In defaunated animals, the lower methane production was sustained for more than two years which indicates a stable change induced by defaunating agents (Morgavi et al. 2008). However, in some cases, this reduction in methane production is not consistent (Hegarty et al. 2008). Moreover, it may negatively affect the normal rumen functions and in turn the animals’ performance (Mir and Begun 2022).

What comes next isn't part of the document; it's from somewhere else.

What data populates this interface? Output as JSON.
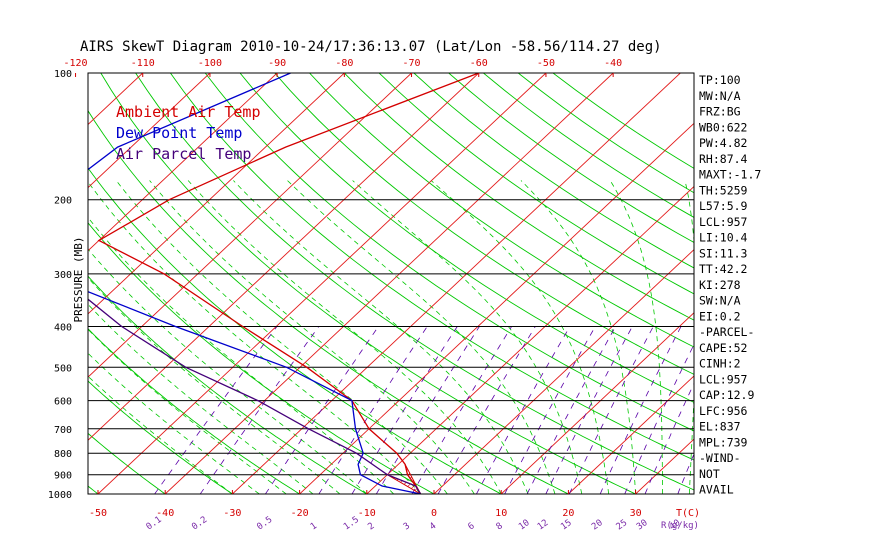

Direct-fed microbials. Direct-fed microbials (DFM) is defined as a single or mixed culture of live organisms, which promotes desirable rumen microflora and provide beneficial effects when fed to animals (Krehbiel et al. 2003). Various rumen bacteria are thought to compete with methanogens for the hydrogen supply by promoting propionogenesis, acetogenesis, and nitrate/nitrite or sulfate reduction which can serve as an alternative H2 sink. This redirects the metabolic flow of rumen hydrogen toward VFAs production which could otherwise be used for methanogenesis (Ungerfeld 2015).
Since H2 is a limiting substrate for methane production, the addition of propionate-forming bacteria might help in lowering methane production (Jeyanathan et al. 2014). However in vivo, Propionibacteria spp. do not last in the rumen of cattle when a starch-rich diet is administered. High starch fermentation results in an increased molar proportion of propionate reducing their efficacy (Jeyanathan et al. 2019).
Acetogens. Homoacetogens are a group of bacteria producing acetate (Drake et al. 2008). In vitro studies have also suggested that acetogenesis could serve as an alternative to methanogenesis in eliminating H2 from the rumen (Morvan et al. 1996). Nevertheless, Lopez et al. (1999) reported that high concentrations of acetogenic bacteria cannot compete against methanogens for H2 disposal, making it unclear whether homoacetogens could play a pivotal role in the ruminal ecosystem (Henderson et al. 2010).
Methane Oxidizing Bacteria (MOB) is a class of bacteria that can grow on methane as a sole carbon and energy source. However, in vivo studies using MOB as probiotics are scarce and need to expand to verify its probiotic potential.
Conclusions
As the demand for meat and milk products rise, methane emissions and global temperature increase. So, developing an efficient and effective methane mitigation strategy while improving animal performance is critical in achieving agricultural sustainability.
Even if a huge effort has been put into the study of the composition and function of the rumen microbiome, it becomes clear that there is a long way to go to truly understand the relationship between microbial community and methanogenesis. A deeper knowledge of methanogens diversity under different environmental conditions and the mechanistic basis of methanogenesis are necessary to develop targeted and effective enteric methane mitigation strategies.
Currently, the under-representation of certain strategies, geographic regions, and long-term studies are the main limitations in providing an accurate quantitative estimation of the mitigation potential of each strategy under diverse animal production systems. So future research needs to focus on: developing new mitigation strategies, particularly for pasture-based livestock rearing systems; deepening the comprehension of the combined effect of various mitigation strategies; investigating the effect on growing and non-lactating animals; identifying the obstacle to large-scale adoption of effective strategies, especially in high- and low-income countries. A multidisciplinary approach that considers the environment, livestock management, diet and rumen microbiome seem to be the best approach to finding a long-term solution to reduce enteric methane production by ruminants.